Tamara Swaab of the University of California, Davis, compared two methods the brain uses to glean meaning from language. In the first, the “good enough” route to comprehension, we surmise the gist of what’s being said, both from the words we hear and the situations in which we’re hearing them. The second method, the combinatorial processing network, allows for much more precise understanding of language. “Working memory may influence which of these routes you preferentially use,” Swaab told the audience. This type of memory is controlled by the dorsal lateral prefrontal cortex and is critical in providing the context from past experience necessary for the second method of comprehension to work.
Swaab hypothesized that a patient with schizophrenia, whose prefrontal cortex doesn’t work properly, would have trouble with this form of comprehension, and tests in reading comprehension bore this out. In fact, Swaab said that subjects with these deficits often relied heavily on the good-enough comprehension method, potentially allowing for the gaps that can lead to less-than-complete comprehension of a situation.
In her studies of the hippocampus in patients with amnesia, Melissa Duff of the University of Iowa explained how she and her colleagues have uncovered evidence for the role that declarative memory plays in language processing.
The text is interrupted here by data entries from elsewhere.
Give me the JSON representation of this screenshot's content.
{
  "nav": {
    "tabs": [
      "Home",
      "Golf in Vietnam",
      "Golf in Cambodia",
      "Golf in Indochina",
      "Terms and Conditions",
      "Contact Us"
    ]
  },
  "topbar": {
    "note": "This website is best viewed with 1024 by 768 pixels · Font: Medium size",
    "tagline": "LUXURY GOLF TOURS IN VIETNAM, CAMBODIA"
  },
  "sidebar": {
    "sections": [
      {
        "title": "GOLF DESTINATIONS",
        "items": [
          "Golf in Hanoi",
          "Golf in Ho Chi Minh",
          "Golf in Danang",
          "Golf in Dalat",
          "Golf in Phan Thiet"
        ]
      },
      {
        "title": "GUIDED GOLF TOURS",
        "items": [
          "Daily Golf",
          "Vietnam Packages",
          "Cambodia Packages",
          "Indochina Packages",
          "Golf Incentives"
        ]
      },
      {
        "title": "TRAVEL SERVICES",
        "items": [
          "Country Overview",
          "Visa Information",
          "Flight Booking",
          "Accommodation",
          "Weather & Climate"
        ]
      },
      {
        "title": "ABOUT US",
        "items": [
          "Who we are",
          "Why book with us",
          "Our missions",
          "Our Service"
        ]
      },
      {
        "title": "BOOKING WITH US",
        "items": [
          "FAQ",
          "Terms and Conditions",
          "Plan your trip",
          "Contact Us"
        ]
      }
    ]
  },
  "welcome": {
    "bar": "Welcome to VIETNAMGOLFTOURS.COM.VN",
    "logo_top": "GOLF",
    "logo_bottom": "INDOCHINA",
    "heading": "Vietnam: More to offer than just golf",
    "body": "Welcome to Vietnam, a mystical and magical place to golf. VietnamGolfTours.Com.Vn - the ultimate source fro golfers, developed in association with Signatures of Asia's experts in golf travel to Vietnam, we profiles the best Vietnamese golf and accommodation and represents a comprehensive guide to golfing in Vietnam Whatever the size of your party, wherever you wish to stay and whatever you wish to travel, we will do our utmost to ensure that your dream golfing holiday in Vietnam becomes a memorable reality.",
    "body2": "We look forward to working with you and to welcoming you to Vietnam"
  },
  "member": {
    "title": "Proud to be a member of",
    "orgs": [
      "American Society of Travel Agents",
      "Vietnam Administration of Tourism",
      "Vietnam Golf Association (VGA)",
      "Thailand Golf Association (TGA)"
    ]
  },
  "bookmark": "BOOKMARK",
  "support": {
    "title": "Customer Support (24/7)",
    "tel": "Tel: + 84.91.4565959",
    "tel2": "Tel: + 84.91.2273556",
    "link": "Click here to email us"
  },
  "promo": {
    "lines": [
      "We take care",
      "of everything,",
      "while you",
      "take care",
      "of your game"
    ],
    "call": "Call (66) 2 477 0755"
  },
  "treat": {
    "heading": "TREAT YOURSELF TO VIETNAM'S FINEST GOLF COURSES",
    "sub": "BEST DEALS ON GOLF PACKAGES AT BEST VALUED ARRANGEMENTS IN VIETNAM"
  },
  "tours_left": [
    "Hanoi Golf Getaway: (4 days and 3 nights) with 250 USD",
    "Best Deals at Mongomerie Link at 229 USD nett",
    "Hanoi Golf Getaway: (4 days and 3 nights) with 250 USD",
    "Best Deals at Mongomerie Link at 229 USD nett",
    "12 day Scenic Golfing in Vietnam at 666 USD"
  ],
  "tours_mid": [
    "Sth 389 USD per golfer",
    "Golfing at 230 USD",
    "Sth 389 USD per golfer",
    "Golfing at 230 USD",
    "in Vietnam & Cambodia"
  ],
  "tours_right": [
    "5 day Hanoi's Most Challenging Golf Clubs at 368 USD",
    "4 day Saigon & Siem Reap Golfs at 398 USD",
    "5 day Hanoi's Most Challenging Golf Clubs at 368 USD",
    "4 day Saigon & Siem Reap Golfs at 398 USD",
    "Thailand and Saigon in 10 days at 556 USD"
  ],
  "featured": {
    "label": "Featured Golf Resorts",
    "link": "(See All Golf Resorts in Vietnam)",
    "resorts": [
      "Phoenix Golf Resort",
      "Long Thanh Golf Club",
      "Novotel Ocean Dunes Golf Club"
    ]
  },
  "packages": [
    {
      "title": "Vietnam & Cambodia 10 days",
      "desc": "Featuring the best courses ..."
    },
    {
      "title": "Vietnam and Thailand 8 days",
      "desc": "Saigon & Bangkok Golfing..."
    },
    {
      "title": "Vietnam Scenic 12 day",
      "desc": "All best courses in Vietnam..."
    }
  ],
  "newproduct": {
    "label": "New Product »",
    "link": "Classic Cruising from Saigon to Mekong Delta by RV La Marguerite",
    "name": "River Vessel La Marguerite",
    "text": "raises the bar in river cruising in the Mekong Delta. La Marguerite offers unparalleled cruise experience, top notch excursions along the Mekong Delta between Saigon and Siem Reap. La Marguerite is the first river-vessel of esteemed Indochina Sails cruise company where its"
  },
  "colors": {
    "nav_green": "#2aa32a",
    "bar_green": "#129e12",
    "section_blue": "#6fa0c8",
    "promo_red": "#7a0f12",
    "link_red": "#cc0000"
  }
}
Through trials asking subjects to describe intricate shapes on cards, the team found that subjects who have amnesia due to problems in the hippocampus improved with practice but weren’t able to demonstrate the same playfulness with language that healthy subjects could. Without the faculties of a working hippocampus, subjects with amnesia weren’t capable of the “rapid combination and recombination…to create novel ways of thinking,” Duff said.
Two of the symposium’s speakers discussed the costs and benefits associated with cognitive control of language processing. Sharon Thompson-Schill of the University of Pennsylvania described experiments in which research subjects were presented with an object, such as a wooden chair. But instead of being asked simply to identify the object or its most common function, they were asked to articulate a novel use for the chair – say, as firewood. At the same time, Thompson-Schill and her colleagues excited and suppressed different parts of the prefrontal cortex with electrodes.
To simply identify the chair, the prefrontal cortex would helpfully strain out unneeded information to reach an answer. But, in this more complicated situation, Thompson-Schill explained that you would “be better off not to suppress all of the information that’s normally irrelevant.” She added that this process demonstrated a benefit of cognitive language processing. However, if the prefrontal cortex suppresses that typically irrelevant information, people could see a loss of creativity and the failure to complete this task.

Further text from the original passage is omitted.